Nous profitons du salon du refuge pour nous reposer et passer la fin de journée au chaud avec une bière locale. Le bulletin météo est affiché à l’accueil du refuge. Il est prévu un ciel voilé pour demain, suivi d’une grande journée ensoleillée, avant l’arrivée de précipitations. Nous établissons nos prochaines étapes en fonction de cela. Nous prévoyons de rejoindre dès demain le refuge Spiterstulen en une étape, au lieu d’une et demie, afin d’avoir une belle fenêtre météo pour l’ascension du Galdhøpiggen le jour suivant. Nous terminons la soirée au bord du lac, où nous avons installé notre tente.


Jour 6 : Refuge Gjendebu – Refuge Spiterstulen
7h45 | 27,1km | +760/-625m

Réveil matinal pour cette longue étape annoncée à 9 heures de marche. Nous repesons nos sacs à dos avant de partir, ils sont un peu plus lourds que la dernière fois, environ 12 et 14 kg. Mais nous sommes en meilleure forme qu’il y a 5 jours.

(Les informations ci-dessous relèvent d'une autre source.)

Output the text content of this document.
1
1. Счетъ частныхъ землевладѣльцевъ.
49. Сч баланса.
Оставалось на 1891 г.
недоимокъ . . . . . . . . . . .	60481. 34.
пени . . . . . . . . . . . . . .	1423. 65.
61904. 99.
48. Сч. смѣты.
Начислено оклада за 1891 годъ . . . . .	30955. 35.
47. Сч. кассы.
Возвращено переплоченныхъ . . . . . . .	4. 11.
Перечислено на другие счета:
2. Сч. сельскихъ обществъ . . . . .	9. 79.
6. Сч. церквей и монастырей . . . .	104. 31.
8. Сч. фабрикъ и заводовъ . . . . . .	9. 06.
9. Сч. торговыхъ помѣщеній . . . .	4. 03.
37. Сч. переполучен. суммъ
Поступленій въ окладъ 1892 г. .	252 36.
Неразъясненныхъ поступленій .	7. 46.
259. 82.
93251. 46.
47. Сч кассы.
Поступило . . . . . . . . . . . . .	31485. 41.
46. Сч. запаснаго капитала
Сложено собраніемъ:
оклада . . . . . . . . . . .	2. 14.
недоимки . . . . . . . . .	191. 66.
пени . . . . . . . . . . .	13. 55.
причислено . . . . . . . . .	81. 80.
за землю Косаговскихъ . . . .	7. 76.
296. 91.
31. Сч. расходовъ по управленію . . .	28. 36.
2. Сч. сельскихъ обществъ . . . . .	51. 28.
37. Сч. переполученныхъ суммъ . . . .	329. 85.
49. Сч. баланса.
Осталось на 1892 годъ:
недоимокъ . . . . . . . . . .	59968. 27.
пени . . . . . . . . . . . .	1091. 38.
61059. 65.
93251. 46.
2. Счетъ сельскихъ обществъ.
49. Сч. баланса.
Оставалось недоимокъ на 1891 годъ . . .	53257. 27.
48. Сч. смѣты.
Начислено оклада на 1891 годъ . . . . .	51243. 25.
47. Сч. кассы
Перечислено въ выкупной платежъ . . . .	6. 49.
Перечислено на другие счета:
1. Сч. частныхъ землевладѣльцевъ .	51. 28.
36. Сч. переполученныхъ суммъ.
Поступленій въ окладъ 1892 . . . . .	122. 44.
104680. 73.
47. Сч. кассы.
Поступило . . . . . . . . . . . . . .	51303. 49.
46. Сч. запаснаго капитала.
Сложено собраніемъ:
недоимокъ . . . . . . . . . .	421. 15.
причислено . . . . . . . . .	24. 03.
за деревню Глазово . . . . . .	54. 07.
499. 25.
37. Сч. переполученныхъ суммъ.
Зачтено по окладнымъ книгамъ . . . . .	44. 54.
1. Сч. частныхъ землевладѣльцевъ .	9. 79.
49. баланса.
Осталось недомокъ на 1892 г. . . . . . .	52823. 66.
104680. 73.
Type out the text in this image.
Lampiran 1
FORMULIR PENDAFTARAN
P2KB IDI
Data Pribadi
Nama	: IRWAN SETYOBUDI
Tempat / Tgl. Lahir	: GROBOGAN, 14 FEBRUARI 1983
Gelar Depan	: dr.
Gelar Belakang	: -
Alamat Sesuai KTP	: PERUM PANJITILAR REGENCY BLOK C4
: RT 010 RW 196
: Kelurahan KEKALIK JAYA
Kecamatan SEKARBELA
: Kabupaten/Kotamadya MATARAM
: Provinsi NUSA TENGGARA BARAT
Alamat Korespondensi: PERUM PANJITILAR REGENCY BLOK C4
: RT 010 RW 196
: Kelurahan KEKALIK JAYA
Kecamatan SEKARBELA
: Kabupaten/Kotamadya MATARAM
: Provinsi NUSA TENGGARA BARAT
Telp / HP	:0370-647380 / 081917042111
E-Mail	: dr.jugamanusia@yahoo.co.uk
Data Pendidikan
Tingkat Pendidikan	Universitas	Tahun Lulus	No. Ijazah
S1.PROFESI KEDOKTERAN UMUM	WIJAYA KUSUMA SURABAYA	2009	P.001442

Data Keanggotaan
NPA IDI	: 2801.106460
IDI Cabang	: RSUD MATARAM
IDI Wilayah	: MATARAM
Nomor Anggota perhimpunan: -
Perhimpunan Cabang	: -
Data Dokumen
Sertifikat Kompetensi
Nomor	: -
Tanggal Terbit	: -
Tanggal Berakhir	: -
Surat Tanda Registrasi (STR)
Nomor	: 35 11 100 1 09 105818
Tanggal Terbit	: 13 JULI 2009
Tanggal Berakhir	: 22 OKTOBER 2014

Nous commençons par remonter la vallée verdoyante Storådalen le long de sa rivière. Nous gagnons ensuite la vallée suspendue Urdadalen. Comme hier, le ciel est bas, coloré et plonge cette étroite vallée dans une ambiance ténébreuse et mystique. Nous marchons dans un environnement minéral agrémenté de lacs et de glaciers. A deux reprises, nous entendons des pierres tomber dans des éboulis qui nous surplombent, mais nous ne voyons rien. Seule la présence des traces de sabots au bord d’un lac nous laisse supposer qu’un renne ou un élan se trouve dans le secteur.

Paysage grisé

Par la suite, nous gagnons la grande et large vallée Visdalen, l’une des vallées principales du massif. Plus verte, elle est à cette heure de la journée, mise en valeur par une très belle lumière. Après plusieurs kilomètres et avoir empruntés quelques passerelles, nous arrivons au refuge Spiterstulen.

Au luxueux refuge Spiterstulen

Il s’agit d’un refuge privé relativement chic, avec de nombreuses dépendances. Nous nous installons de l’autre côté de la rivière, dans le coin des campeurs et retournons au refuge, en tongs. Dans le grand salon disposant de larges fenêtres panoramiques avec vue sur les montagnes, nous nous installons dans les fauteuils avec repose-pieds, pour nous relaxer de cette longue étape, chocolats chauds à la main. Nous en avons plein les jambes et près de 1 500 mètres de dénivelés nous attendent demain.


Jour 7 : Ascension du Galdhøpiggen
6h30 | 15,4km | +1 490/-1 490m

6h15, la tente est givrée, il fait 0°C. Après le petit déjeuner dans le bungalow des campeurs, qui est un peu pitoyable comparé au refuge, nous faisons partis des premiers à décoller pour l’ascension du plus haut sommet de Norvège et des Alpes scandinaves.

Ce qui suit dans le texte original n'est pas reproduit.